The Nature article, in combination with the ignorance of how to compare data analysis results fairly that’s been obvious since the 1960s, brings to mind this scene from Twin Peaks: The Return:
Kinda weird coincidence with your linking to Andrew Gelman’s (important) paper.
Last week I started reading “The Origin of Consciousness in the Breakdown of the Bicameral Mind” by Julian Jaynes and noticed how heavily he leans on the notions of metaphor and analogy*. Since these are central to Bertrand Russell’s relation arithmetic**, one of the landmark language model achievements was Peter Turney’s matching college bound senior performance on verbal analogy tests and Turney named his blog “apperception”, I decided to search for what Turney thought of Jaynes’s approach to cognition.
Lo and behold, what should come up but Gelman’s blog:
Moreover, quite independent of this, I’d been trying to come up with a way of describing what is wrong with the current language models to a potential underwriter of the Hutter Prize and had decided that formalizing the concept of “critical thinking” with examples structured in a manner not unlike that which Gelman’s blog entry on Jaynes set forth regarding “model checking” might get the idea across.
* analogy, for example, being “relational similarity”
** relational similarity forms the basis for Russell’s notion of relation numbers thence a mathematical handle on the structure of the empirical world including numbers that have dimensionality that are absent in the foundation of arithmetic (hence programming languages’ risible inability to deal correctly with units and dimensions), and I basically sacrificed my career status by threatening to resign from HP’s “Internet Chapter 2” project if they forced me to hire H-1bs from India rather than another co-“colonizer”, Tom Etter, to revive relation arithmetic.
I decided to go looking for what passes for “critical thinking” out there nowadays and end up damning GPT4 with faint praise:
Running GPT4 through some standard “critical thinking” tests given to employees; the following test question showed that, compared purple and green haired Human Resource Department “studies” major critters, GPT4 came off as less woke.
Should banks and financial institutions be obligated to engage in socially-responsible investing?
Yes, engaging in socially responsible investing leads to a happier and more fulfilled workforce compared to banks which do not engage in socially-responsible investing.
Correct answer: STRONG
The argument addresses the question directly, and offers two clear advantages of the premise described in the statement, directly addressing the question and presenting a strong argument.
GPT4: This argument is considered weak because it makes an assumption without offering substantial evidence or clear linkages. The happiness and fulfillment of a workforce are influenced by numerous factors, not just the bank’s investment strategies. Additionally, the argument does not explain how socially responsible investing leads directly to workforce happiness and fulfillment. Thus, the argument is not entirely convincing in obligating banks for socially-responsible investing solely based on employee satisfaction.
Looking into Cosma Shalizi’s work might also be interesting.
It’s always nice to see folks taking “causality” seriously enough to at least devote effort to a recommended reading list.
Unfortunately despite Shalizi having invested a great deal of care and effort in the topic, and despite his site, bactra.org having numerous hits regarding algorithmic information, he just doesn’t seem to get the forest for the trees. His numerous references to Judea Pearl on that page are why I reserve my vitriol for Turing Awardees (and other hood ornaments) that have no excuse, as they misled and are misleading generations with “forest for the trees” pedantry.
It really is as simple as understanding that any pretense of natural science presupposes calculation and this is what Ray Solomonoff’s 1960s proof assumed in concluding that you can’t do better than the algorithmic information criterion for model selection* – well, except for what Tom Etter and Pierre Noyes were trying to tell people regarding their radical approach to “the quantum core” as I previously posted here:
But that’s a whole other fork in the road in which “the arrow of time” is more analogous to the arrow of gravitational force emergent from a new science with process, information and structure as the primary categories rather than time, space and matter.
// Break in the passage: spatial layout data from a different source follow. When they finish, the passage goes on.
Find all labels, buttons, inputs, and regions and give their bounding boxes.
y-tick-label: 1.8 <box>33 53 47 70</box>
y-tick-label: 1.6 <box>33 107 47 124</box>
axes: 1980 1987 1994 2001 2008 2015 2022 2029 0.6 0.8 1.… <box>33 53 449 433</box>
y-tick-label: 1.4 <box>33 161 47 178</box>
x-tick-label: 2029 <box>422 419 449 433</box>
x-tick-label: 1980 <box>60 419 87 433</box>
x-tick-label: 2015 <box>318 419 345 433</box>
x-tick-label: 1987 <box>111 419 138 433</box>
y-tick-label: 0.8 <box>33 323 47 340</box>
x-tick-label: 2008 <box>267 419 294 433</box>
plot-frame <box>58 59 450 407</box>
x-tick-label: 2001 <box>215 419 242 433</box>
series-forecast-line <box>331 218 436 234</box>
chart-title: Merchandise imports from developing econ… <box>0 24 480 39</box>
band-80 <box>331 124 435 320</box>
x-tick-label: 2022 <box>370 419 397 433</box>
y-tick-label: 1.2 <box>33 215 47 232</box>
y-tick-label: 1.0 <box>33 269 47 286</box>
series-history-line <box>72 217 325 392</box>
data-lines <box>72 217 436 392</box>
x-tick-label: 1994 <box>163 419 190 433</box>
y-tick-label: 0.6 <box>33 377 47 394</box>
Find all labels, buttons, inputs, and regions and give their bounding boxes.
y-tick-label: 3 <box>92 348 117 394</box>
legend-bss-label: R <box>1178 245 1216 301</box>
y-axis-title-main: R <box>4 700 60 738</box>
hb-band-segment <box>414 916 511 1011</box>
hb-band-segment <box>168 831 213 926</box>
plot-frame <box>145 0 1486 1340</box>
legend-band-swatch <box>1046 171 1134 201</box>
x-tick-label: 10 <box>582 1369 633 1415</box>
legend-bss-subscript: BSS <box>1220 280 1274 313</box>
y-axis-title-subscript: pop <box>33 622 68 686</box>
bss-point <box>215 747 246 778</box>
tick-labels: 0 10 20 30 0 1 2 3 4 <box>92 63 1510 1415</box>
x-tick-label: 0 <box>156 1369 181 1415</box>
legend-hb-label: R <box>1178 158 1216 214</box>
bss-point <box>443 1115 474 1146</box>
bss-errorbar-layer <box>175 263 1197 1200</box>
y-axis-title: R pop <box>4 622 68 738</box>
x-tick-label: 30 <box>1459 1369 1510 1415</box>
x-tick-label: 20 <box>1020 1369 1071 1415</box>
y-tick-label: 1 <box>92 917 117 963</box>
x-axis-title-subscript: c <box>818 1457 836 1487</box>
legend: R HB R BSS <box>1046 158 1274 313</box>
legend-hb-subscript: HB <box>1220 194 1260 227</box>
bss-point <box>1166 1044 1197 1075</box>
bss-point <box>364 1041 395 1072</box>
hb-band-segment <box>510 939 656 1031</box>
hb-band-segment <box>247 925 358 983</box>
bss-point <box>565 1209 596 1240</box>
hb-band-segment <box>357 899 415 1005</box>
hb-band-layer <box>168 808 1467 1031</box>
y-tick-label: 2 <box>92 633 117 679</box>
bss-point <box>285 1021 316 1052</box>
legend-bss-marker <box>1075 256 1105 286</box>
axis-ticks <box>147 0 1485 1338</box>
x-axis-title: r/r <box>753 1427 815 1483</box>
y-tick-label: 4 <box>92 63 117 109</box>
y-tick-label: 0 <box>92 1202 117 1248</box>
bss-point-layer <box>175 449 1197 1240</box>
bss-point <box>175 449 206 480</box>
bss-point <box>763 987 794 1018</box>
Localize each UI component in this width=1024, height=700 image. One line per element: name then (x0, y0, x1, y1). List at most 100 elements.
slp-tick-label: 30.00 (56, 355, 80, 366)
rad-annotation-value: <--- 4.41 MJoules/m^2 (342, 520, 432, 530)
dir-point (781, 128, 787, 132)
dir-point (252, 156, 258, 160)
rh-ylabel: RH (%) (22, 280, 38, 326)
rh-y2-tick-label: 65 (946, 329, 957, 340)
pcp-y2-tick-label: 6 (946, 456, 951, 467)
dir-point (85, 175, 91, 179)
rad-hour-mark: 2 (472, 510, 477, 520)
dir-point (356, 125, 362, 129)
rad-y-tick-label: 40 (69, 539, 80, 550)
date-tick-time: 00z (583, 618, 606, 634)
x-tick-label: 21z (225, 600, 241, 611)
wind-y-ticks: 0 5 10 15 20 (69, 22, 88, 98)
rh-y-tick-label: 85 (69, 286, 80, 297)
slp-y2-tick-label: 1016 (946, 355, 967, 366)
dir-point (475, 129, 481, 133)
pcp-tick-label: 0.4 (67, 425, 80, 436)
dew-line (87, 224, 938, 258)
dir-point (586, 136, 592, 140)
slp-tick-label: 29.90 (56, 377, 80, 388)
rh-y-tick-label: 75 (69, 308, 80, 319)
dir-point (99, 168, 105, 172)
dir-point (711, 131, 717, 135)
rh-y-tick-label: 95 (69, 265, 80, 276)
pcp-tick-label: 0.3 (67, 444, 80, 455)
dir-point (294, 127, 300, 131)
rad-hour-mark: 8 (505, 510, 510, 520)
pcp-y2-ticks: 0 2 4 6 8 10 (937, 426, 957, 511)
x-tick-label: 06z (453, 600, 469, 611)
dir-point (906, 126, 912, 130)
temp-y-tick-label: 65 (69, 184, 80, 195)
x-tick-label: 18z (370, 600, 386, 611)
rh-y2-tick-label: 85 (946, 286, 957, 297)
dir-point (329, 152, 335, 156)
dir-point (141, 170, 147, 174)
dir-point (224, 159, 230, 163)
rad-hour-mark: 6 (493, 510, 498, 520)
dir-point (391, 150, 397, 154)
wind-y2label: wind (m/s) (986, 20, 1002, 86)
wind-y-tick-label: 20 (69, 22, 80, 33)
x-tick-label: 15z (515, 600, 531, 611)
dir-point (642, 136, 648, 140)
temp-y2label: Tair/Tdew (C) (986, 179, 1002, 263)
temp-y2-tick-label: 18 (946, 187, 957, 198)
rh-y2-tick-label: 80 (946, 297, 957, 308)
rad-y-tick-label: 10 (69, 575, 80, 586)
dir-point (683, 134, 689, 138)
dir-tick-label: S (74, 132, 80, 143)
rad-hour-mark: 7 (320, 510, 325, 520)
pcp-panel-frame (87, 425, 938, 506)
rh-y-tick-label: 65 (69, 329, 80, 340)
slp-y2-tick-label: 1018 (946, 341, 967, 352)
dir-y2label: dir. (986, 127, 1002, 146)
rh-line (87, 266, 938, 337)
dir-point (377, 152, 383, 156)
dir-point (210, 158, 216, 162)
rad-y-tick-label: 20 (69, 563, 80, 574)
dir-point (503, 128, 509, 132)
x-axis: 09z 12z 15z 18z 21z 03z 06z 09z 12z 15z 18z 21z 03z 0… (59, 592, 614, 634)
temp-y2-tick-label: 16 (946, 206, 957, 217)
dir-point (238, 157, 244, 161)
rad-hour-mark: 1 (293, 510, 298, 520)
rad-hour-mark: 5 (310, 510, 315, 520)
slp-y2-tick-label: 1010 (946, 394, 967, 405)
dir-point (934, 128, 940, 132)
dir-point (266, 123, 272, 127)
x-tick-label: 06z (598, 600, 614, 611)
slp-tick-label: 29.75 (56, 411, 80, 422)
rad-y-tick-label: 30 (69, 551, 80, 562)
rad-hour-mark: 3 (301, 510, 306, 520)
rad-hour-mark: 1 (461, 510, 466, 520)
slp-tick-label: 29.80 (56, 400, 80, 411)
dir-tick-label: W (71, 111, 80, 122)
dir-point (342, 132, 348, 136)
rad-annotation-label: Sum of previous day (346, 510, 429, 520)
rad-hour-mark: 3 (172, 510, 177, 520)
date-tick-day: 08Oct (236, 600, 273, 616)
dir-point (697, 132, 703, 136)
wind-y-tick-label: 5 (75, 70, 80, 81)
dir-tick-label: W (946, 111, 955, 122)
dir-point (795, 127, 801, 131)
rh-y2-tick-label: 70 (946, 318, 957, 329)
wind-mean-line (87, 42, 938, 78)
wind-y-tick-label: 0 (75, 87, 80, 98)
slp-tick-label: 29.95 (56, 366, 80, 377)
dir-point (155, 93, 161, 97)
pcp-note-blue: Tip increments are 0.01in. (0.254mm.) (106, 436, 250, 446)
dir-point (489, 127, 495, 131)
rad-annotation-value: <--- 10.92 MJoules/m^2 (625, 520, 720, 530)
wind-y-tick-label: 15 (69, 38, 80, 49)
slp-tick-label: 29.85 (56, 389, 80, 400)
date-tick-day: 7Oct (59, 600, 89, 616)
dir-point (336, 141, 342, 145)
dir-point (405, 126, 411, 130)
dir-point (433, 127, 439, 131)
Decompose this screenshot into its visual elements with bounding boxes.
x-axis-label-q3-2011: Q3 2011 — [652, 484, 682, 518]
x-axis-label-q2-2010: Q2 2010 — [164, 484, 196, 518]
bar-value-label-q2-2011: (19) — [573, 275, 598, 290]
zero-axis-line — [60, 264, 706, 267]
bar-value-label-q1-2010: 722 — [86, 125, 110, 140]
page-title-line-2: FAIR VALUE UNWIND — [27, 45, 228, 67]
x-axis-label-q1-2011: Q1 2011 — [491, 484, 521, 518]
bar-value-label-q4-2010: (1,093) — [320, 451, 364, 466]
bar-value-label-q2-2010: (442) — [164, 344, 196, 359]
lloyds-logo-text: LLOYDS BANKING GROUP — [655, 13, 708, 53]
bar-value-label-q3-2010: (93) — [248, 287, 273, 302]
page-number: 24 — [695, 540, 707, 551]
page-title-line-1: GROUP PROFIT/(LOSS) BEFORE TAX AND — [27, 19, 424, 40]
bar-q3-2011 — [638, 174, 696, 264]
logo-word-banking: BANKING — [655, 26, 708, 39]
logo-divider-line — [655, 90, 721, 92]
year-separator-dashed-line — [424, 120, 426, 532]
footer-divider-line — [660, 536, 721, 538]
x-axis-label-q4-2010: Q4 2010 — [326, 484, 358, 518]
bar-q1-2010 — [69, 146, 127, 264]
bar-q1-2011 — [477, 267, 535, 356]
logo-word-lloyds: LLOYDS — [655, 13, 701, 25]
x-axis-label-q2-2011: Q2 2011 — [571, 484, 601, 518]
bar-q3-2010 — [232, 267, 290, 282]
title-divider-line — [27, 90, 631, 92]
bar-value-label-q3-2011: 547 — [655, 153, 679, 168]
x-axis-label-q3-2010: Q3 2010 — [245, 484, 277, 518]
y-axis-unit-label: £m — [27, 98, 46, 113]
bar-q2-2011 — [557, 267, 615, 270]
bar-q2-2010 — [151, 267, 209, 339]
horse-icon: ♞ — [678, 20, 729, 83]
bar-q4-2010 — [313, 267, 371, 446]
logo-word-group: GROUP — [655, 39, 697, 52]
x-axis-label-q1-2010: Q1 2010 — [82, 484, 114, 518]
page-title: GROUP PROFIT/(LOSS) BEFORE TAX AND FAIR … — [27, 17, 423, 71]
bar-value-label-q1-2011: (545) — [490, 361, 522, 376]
See Outline of a New Science by Tom Etter.
* “model selection” is, of course, only one stage of scientific activity. But it is worth focusing on because you can’t even begin decision-making until you have selected a model upon which to base your decision tree with all it’s “what if” nodes. All the noise about “causality” leading to the relatively sophisticated understanding about “p-hacking” are 2 levels of intellectual rigor behind Algorithmic Information approximation as causal model selection. We should, long ago, have abandoned attempting to predict things on the basis of Pearl’s DAGs (Directed Acyclic Graphs) and gone to DCGs (Directed CYCLIC Graphs) which immediately and obviously takes you out of the dead end of trying to focus on only one dependent variable at a time hence “p-hacking”.
By “long ago” I mean at least as far back as when John Tukey’s student, Charlie Smith found DAGs inadequate to model the energy economy of the US during founding the DoE’s EIA, thence departed to start the second neural network summer in the 1980s at the System Development Foundation where he financed the guys who were trying to do dynamical systems modeling of nervous systems (ie: DCGs/RNNs).